Reynold Xin, the co-founder and chief architect of Databricks, talks about why the company chose Amsterdam to further develop their innovative data tools and AI applications.
Big data in Amsterdam
Amsterdam’s role as a big-data hub continues to expand. “It’s booming,” said Reynold Xin, the co-founder and chief architect of Databricks, a San Francisco-based company that helps clients make sense of their big data and develops artificial-intelligence applications.
His company has just opened a new engineering office in central Amsterdam, just a stone’s throw from local tech success stories like TomTom and Booking.com, and it exemplifies the type of innovative and fast-growing Silicon Valley tech companies that are choosing Amsterdam to scale up.
Databricks, which started in 2013, grew out of the popular Apache Spark open-source project at the University of California in Berkeley. Databricks provides a Unified Analytics Platform for data science teams to collaborate with data engineering and lines of business to build data products. Databricks has already received hundreds of millions of dollars in funding from leading investors such as Andreessen Horowitz and NEA, and it currently employs about 240 people, about 10 of whom are now located in Amsterdam.
Their customer base has quickly expanded to include Salesforce, Viacom, Shell and HP. “We are a platform for customers in virtually every vertical out there: healthcare, retail and manufacturing,” Xin said. “They all have the need to analyse large amounts of data to innovate.”
“For example,” Xin said, “a large pharmaceutical company might be using us to speed up drug discovery. A large bank might be using us to detect credit card fraudulent transactions. A retailer might be using us to understand the forecasting demand of different goods.”
Choosing Amsterdam
Amsterdam was the perfect location for Databricks to hone its innovative data tools even further. “Our Amsterdam office is focused on the performance engineering aspect of it, on getting workloads to run faster,” Xin said, “And that’s extremely important because it means faster to insight.”
“This is our first engineering office outside of San Francisco,” he said. “I was the primary champion in the company for setting up an office here.” That choice had a lot to do with strengthening Databricks’ collaboration with CWI, the Netherlands’ national research institute for mathematics and computer science, located at the Amsterdam Science Park. This unique collaboration is a great example of fundamental science and technology companies working together on real applications.
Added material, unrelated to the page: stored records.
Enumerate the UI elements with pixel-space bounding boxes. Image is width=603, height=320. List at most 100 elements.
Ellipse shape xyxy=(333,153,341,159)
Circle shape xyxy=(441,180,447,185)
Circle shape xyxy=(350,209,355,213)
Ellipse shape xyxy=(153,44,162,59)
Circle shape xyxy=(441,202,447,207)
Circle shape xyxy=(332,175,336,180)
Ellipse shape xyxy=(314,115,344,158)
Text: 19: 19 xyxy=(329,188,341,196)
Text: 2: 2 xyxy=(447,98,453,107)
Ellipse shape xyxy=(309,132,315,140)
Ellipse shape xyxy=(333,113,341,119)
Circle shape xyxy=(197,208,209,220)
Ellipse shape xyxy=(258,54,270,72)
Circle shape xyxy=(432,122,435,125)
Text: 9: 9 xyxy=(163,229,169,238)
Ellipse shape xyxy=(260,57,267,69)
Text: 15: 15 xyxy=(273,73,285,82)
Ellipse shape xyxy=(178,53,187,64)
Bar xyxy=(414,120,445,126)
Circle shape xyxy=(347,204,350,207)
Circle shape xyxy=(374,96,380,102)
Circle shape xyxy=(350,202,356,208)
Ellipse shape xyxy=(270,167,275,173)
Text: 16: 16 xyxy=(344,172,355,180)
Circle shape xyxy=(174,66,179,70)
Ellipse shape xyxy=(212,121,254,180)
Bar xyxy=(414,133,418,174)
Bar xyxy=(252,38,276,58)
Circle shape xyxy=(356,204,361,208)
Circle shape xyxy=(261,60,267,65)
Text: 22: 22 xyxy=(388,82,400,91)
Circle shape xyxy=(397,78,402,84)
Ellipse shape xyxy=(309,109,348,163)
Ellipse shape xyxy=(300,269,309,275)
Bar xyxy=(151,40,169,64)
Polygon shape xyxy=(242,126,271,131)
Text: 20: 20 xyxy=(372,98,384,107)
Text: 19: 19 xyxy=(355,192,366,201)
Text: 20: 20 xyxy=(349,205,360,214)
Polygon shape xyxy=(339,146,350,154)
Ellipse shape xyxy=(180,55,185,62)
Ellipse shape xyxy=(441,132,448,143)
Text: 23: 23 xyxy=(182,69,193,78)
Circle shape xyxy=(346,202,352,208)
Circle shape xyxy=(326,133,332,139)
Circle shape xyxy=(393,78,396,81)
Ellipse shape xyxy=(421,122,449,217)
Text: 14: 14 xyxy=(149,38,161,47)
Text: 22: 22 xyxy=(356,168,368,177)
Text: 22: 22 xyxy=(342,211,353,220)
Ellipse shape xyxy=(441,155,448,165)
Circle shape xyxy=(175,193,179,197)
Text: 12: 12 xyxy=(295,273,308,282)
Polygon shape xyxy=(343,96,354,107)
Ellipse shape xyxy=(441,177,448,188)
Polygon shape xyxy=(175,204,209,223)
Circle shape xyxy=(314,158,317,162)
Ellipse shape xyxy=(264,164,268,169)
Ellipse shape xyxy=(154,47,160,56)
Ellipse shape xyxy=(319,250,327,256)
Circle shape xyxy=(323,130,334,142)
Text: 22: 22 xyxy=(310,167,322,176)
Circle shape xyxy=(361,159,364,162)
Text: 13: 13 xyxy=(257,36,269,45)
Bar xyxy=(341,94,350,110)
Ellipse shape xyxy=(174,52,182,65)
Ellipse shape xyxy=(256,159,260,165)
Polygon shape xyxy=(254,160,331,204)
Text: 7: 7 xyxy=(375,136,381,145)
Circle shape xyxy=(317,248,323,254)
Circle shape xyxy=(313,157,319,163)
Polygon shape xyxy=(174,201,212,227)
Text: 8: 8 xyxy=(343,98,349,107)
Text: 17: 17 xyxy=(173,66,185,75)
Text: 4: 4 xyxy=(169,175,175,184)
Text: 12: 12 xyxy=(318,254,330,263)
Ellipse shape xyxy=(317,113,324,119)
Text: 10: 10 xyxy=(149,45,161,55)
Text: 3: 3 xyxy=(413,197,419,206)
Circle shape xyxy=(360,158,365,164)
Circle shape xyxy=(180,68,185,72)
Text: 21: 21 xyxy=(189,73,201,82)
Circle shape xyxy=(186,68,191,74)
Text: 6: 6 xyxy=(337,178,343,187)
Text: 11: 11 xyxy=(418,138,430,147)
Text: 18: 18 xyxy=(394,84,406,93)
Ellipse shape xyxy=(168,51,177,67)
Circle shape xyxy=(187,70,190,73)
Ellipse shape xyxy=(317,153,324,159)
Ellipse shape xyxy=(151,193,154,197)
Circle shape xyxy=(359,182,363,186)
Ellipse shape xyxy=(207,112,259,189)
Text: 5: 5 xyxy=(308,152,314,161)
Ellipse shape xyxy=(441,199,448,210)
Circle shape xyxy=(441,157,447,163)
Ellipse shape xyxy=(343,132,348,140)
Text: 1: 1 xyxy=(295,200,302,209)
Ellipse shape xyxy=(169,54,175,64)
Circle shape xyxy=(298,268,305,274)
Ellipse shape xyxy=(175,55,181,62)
“Peter Boncz, one of the principal investigators at CWI, is also a technical adviser to Databricks,” Xin said. “He is a world-renowned expert in building high-performance databases, and this decision was partially driven by that.”
The collaboration is turning out to be a very fruitful one. “Academia and industry serve different purposes in society, and are driven by different goals,” Xin said. “With CWI, we work on projects that might not have an immediate commercial need, but that will become more and more important in the future.”
Local talent
Another factor was the high quality of the talent already located here. With its impressive research initiatives, high-quality universities and innovative companies, Amsterdam is a magnet for global scientific and technical experts, and that also applies to the type of talent that Databricks needs. “In this world, there are not a million database developers; it’s in the hundreds range,” Xin said. “And a sizeable chunk of them are already here.”
Help from regional agencies
Various regional and national agencies helped Databricks set up their Amsterdam office. ”The Netherlands Foreign Investment Agency (NFIA) has been extremely helpful,” Xin said, “and it’s a very welcoming and transparent government to work with.”
And amsterdam inbusiness, the official foreign investment agency of the Amsterdam Metropolitan Area, helped Databricks find their current office. “We were actually on a very tight timeframe, and we only had two weeks to find a space,” Xin said. The agency suggested a number of possible sites: “They really helped us a lot with looking at real estate and office space,” Xin said.
Another important factor was the smooth immigration procedure. “Amsterdam is a pretty immigration-friendly city,” Xin said. “There’s actually a lot of other people in Europe that we’ve always wanted to hire, and when we checked with them about whether they’d be willing to move to the Netherlands, most of them said yes, as it’s a great place to live.”
Tips for other newcomers
“It’s mainly a question of how to retain the same cultural identity when opening new offices around the world,” Xin said. “A lot of that can be helped, at least in the beginning, by frequently having people travel over from both sides.”
“At Databricks, we call it a transplant manager,” he said. “Someone from our San Francisco office came over to Amsterdam to drive the first six months, and that gave us a time buffer.”
Maintaining a global focus also helps. “Hire a good manager-director for the site who understands the market, not just in Amsterdam, but also globally,” Xin said. “Because a lot of people will be coming from other countries.”